Category 3 studies, meanwhile, should assess the potential for a product's abuse among "opioid-experienced, recreational drug users who have experience with the particular route of abuse being studied." Studies will assess whether the drug was able to be abused, with a primary endpoint known as "Visual Analogue Scales (VAS)"—a measure of the effects experienced by the attempted drug abuser.
"The VAS should be the primary measure for drug liking because it appears to correlate most directly with potential for abuse," FDA explained. "Other measures of particular interest include assessment of likelihood to take the drug again and assessment of overall drug liking."
Finally, FDA's guidance notes that, "Including information about a product’s abuse-deterrent properties in labeling is important to inform health care professionals, the patient community, and the public about a product’s abuse potential."
FDA advises that labeling should reflect evidence supported by data, as well as outstanding possibilities. For example, a drug may have been found to be resistant to abuse by injection routes. Even still, FDA cautions that companies should not label their products as being immune to abuse. Labels should "include a caveat that abuse is still possible," such as through an alternate route of administration, FDA suggested.
Labeling should also "reflect the predictive quality of premarket studies" unless postmarket data is available, FDA said. Comparisons may be made between different opioids with different abuse features so long as those comparisons are supported by data, FDA said. This might permit companies with more advanced abuse-deterrence features to gain a marketing edge.

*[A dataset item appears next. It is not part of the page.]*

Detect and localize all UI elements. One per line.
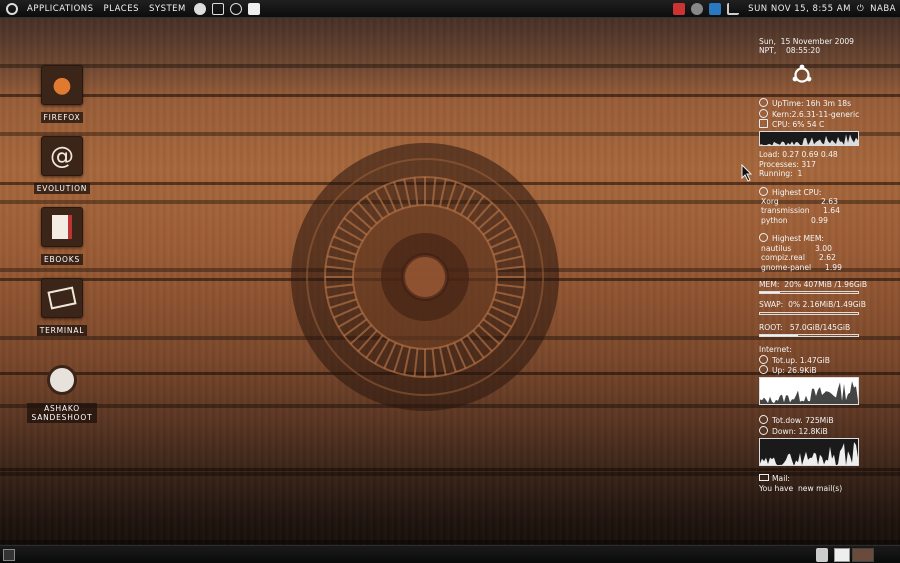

Companies should also describe in their label the studies (the Category studies) used to substantiate the product's abuse-deterrence claims, FDA said. Several examples are provided within the guidance.

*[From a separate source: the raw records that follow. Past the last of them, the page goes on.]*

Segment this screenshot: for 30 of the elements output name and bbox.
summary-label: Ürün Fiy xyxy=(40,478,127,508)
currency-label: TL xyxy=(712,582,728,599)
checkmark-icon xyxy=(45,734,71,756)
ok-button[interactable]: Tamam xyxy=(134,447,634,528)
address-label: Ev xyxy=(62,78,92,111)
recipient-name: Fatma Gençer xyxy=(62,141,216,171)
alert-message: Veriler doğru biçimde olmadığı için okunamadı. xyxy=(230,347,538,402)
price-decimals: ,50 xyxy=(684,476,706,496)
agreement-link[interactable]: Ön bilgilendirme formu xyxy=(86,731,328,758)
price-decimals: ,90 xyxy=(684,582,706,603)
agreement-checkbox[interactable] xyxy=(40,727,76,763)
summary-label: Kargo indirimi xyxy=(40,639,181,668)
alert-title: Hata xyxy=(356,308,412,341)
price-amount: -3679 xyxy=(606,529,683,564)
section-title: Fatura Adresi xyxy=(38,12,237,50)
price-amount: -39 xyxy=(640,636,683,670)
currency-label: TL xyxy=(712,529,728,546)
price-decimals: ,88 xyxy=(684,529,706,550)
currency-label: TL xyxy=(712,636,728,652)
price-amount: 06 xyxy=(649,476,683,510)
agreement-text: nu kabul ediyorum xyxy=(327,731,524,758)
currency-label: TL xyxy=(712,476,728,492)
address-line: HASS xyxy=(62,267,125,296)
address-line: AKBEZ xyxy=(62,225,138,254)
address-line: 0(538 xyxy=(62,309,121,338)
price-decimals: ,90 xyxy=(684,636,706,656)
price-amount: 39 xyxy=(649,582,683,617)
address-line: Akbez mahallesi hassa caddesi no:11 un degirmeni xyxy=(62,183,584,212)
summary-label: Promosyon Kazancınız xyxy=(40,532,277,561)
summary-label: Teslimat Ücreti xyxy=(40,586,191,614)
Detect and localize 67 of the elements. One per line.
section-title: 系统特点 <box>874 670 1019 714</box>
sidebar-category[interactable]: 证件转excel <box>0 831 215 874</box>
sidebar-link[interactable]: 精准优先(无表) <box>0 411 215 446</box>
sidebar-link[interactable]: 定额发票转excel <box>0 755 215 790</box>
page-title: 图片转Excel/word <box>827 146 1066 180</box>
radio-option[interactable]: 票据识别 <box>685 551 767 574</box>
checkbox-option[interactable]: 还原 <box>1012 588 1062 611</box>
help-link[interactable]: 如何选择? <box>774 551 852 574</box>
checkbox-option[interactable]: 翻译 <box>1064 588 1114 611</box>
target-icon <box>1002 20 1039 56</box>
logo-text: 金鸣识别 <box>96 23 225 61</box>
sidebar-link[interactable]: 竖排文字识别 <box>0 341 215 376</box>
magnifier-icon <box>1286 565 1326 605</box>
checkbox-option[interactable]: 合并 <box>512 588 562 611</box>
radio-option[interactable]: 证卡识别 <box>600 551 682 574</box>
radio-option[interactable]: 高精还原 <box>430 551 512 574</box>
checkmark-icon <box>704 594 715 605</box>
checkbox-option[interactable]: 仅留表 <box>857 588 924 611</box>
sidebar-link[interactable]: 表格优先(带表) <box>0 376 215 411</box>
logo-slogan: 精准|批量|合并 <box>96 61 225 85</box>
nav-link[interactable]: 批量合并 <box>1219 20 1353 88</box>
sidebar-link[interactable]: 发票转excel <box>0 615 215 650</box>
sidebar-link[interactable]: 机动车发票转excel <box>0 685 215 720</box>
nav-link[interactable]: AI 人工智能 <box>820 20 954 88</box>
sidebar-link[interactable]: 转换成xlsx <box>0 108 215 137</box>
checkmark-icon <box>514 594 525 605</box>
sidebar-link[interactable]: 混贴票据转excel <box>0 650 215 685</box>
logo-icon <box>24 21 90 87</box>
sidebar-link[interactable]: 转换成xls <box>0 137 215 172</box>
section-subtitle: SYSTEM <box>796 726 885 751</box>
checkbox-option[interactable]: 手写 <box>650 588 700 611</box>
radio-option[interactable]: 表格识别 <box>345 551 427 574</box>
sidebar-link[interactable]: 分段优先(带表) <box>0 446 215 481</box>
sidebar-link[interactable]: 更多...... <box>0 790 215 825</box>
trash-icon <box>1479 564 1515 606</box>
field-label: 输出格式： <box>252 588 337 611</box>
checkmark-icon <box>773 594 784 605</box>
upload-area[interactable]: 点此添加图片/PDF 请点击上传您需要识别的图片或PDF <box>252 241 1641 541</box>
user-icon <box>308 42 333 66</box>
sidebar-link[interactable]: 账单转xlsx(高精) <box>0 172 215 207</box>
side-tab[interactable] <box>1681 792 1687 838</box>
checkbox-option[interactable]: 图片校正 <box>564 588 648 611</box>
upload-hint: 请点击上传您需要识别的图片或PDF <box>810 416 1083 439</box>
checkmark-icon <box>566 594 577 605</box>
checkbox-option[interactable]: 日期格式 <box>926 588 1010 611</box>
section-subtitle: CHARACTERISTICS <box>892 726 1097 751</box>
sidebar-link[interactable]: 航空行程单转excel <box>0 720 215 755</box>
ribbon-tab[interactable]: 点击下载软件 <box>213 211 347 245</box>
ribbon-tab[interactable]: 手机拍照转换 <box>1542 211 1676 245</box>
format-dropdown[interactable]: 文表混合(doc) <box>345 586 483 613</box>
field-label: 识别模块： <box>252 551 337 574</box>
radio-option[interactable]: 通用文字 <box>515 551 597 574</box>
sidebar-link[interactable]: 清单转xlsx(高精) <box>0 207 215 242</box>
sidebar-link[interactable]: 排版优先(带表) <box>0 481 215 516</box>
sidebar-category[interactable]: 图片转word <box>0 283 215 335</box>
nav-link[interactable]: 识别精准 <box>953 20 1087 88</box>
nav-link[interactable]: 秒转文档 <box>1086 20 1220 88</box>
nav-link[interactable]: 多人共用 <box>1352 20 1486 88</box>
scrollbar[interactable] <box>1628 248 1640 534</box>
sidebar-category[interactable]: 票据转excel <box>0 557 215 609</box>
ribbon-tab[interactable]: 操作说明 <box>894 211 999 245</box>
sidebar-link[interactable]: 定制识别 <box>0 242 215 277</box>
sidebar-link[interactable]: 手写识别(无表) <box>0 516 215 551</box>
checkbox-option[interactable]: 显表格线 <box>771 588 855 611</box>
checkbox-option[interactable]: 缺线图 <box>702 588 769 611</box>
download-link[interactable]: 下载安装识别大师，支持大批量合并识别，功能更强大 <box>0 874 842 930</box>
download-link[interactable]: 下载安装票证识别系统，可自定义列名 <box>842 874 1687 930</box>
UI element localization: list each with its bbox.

FDA also said it "expects sponsors to update their formulations to take advantage of technological improvements and further expects to allow labeling statements related to abuse deterrence commensurate with those advances."
The guidance does not require that an opioid drug be shown to be deterrent to abuse as a condition of marketing approval.
In a call with press officials, FDA officials also said a similar guidance on generic opioids and abuse-deterrent qualities was being worked on and would become available "soon."